Enter the Model Context Protocol, or MCP for short, a protocol that allows AI models to use tools to take action.

What is a Model Context Protocol?

The Model Context Protocol is an open standard that enables developers to build secure, two-way connections between their data sources and AI-powered tools. The architecture is straightforward: developers can either expose their data through MCP servers or build AI applications (MCP clients) that connect to these servers. - Anthropic

MCP is an open protocol that standardizes how applications provide context to LLMs. Think of MCP like a USB-C port for AI applications. Just as USB-C provides a standardized way to connect your devices to various peripherals and accessories, MCP provides a standardized way to connect AI models to different data sources and tools. - MCP

What’s the Value of MCP?

…for our example application, MCP would potentially reduce our workload because we wouldn’t need to write three custom AI integrations. Instead, we’d need only write the weather server once, then deploy to interact with all MCP-compatible clients. - Willow Tree

Instead of maintaining separate connectors for each data source, developers can now build against a standard protocol. As the ecosystem matures, AI systems will maintain context as they move between different tools and datasets, replacing today’s fragmented integrations with a more sustainable architecture. - Dappier

MCP addresses these and other issues:

  • Models have specific cut-off dates beyond which they cannot provide reliable information, limiting their response to knowledge available up to their cut-off date and requiring transparent acknowledgement of these limitations.

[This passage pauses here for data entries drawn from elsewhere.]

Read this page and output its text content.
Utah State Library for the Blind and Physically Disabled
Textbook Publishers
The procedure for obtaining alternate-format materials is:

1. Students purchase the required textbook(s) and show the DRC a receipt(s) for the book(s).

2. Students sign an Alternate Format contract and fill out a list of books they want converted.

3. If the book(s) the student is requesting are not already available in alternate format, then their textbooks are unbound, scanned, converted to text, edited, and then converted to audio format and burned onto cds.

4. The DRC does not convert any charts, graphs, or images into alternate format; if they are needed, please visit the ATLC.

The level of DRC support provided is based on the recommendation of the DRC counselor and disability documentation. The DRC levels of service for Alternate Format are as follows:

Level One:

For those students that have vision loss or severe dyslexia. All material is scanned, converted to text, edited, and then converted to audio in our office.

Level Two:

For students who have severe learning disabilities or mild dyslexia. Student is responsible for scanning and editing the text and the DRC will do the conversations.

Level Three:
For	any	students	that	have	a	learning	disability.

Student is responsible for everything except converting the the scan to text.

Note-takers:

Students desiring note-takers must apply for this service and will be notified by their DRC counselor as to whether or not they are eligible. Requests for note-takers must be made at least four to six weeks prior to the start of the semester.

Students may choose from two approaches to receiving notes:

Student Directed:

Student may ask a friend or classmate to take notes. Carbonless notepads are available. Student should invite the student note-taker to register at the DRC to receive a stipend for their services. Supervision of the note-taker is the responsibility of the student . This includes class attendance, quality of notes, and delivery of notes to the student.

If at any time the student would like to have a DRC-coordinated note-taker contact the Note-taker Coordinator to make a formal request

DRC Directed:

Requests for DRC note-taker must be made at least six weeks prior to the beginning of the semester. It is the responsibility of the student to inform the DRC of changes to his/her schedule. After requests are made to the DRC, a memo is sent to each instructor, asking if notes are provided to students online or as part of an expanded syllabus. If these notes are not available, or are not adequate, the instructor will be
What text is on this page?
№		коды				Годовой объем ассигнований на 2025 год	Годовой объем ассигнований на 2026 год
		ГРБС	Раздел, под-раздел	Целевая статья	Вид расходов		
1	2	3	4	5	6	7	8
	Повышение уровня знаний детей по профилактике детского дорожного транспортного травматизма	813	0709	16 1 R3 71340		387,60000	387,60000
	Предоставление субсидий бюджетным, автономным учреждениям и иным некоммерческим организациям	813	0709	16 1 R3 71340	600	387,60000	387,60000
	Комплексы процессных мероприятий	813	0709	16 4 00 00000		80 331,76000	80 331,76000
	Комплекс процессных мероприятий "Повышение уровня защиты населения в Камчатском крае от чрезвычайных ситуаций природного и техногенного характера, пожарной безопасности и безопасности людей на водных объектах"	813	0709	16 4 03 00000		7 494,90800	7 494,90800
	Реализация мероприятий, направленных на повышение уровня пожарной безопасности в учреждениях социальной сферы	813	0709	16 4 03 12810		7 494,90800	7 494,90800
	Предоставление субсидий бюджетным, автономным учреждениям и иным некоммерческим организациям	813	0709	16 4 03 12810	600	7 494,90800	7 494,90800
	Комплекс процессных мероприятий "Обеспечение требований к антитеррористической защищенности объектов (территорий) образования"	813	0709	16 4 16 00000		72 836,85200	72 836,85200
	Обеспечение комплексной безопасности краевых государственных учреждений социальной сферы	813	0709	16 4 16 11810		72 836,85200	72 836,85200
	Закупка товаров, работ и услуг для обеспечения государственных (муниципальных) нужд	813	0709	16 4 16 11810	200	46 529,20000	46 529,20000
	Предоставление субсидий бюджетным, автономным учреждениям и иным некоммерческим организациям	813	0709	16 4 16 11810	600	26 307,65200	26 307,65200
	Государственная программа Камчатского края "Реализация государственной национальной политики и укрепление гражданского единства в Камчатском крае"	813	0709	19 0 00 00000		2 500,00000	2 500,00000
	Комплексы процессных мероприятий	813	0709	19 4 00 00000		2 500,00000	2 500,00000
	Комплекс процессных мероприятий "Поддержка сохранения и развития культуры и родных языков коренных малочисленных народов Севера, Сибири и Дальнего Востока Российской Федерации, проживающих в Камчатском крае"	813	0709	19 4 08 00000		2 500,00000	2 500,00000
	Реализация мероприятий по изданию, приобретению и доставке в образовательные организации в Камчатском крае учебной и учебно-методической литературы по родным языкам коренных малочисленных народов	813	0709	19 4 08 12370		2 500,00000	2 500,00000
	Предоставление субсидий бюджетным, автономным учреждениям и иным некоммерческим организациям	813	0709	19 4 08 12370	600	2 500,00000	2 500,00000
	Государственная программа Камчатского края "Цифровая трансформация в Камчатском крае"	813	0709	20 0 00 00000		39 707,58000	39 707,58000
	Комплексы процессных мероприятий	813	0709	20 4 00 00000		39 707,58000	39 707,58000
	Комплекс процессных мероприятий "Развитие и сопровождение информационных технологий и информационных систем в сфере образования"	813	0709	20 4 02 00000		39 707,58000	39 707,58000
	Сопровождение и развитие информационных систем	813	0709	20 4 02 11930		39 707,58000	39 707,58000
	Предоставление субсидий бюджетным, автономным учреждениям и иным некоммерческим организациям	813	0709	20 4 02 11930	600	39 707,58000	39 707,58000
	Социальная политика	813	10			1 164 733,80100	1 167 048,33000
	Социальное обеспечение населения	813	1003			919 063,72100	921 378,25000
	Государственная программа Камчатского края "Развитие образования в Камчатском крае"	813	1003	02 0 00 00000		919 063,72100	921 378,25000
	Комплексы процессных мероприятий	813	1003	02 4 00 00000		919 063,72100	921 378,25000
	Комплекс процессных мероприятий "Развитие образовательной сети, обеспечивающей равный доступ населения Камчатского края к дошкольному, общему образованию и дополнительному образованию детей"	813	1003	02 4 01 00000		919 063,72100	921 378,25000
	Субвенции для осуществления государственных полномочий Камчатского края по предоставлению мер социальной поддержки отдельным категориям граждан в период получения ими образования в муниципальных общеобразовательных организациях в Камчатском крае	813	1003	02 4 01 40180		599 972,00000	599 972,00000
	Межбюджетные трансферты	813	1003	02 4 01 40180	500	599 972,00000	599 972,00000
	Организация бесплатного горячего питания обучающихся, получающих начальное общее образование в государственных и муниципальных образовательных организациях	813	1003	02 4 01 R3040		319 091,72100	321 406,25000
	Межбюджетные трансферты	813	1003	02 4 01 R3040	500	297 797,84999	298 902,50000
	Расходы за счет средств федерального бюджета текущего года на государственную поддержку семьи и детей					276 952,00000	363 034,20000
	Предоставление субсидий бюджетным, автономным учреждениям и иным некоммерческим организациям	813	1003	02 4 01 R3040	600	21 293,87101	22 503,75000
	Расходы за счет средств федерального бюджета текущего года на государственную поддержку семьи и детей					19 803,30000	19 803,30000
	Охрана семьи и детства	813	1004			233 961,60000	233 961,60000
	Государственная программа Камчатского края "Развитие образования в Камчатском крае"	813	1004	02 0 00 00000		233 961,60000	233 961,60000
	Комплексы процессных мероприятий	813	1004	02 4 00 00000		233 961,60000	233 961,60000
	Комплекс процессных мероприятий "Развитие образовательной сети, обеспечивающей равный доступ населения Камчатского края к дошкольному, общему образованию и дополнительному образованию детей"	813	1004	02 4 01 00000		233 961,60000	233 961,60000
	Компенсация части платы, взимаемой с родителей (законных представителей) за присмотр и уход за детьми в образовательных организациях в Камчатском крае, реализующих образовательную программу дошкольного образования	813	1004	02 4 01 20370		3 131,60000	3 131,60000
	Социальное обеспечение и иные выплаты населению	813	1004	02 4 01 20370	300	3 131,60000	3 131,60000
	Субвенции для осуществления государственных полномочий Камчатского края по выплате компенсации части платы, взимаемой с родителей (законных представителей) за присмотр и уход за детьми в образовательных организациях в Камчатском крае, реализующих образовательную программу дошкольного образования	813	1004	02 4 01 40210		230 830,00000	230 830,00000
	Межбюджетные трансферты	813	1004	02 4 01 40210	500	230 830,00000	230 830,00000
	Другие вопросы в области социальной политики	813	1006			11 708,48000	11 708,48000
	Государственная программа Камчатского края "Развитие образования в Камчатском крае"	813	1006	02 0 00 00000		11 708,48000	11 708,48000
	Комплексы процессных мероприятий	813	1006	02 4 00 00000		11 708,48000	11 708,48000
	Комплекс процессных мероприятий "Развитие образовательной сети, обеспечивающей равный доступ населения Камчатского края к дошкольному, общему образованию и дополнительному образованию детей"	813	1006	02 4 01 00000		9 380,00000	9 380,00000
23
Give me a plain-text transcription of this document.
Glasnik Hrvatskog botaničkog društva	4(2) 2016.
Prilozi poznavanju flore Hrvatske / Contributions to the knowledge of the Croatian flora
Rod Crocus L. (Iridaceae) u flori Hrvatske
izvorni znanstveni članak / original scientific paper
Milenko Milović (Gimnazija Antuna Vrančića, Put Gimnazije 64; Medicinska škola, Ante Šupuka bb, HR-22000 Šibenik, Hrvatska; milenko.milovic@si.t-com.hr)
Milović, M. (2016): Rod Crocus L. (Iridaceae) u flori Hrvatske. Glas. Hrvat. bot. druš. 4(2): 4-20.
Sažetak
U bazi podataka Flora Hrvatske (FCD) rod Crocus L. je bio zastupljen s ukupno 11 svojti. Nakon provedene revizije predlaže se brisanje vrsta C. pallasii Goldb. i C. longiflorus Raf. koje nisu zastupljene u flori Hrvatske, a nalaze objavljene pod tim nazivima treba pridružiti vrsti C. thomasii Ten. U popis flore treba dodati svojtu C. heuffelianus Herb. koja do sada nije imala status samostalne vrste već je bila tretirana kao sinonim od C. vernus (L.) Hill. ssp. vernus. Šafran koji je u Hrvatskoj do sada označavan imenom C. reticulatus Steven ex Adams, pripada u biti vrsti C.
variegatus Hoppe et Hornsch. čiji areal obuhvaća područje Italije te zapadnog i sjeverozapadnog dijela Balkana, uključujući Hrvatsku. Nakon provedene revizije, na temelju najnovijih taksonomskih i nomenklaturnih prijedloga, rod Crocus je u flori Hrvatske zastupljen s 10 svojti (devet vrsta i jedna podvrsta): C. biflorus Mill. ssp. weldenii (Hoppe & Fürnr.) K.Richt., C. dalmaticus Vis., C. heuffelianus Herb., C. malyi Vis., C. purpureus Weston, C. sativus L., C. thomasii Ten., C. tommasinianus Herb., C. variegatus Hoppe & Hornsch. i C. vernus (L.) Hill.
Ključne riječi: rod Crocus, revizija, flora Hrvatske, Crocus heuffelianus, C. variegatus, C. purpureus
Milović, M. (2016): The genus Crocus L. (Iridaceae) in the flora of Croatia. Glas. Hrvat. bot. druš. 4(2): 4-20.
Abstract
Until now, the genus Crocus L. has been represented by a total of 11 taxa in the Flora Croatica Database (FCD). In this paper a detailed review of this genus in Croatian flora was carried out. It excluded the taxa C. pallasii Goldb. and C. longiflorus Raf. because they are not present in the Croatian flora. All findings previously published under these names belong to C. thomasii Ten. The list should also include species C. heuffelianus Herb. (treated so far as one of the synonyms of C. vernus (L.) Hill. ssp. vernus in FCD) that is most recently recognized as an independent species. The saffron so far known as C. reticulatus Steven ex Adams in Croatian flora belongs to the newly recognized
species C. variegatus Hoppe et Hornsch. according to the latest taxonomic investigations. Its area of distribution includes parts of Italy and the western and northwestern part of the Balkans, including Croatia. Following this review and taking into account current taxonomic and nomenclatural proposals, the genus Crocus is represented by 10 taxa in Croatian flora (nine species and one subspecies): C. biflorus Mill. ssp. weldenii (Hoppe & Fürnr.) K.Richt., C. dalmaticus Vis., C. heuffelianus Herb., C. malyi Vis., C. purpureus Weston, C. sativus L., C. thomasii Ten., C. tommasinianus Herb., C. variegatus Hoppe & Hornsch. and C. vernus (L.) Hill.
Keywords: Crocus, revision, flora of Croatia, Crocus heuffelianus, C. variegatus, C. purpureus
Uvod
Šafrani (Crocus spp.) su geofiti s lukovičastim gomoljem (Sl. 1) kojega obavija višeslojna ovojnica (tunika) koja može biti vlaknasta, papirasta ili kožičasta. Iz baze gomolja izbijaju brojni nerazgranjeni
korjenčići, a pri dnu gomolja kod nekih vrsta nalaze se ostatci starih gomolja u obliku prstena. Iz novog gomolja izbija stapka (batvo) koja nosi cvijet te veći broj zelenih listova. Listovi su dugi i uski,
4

  • Models often don’t have access to real-time data. All responses must be generated solely from information within the model’s training data or context window, without the ability to verify online information or validate sources in real time.

  • Lack of agentic capabilities. On their own, models are not capable of taking any action other than providing a textual response. Without MCP, or something similar, models are unable to take the actions we need to make them useful.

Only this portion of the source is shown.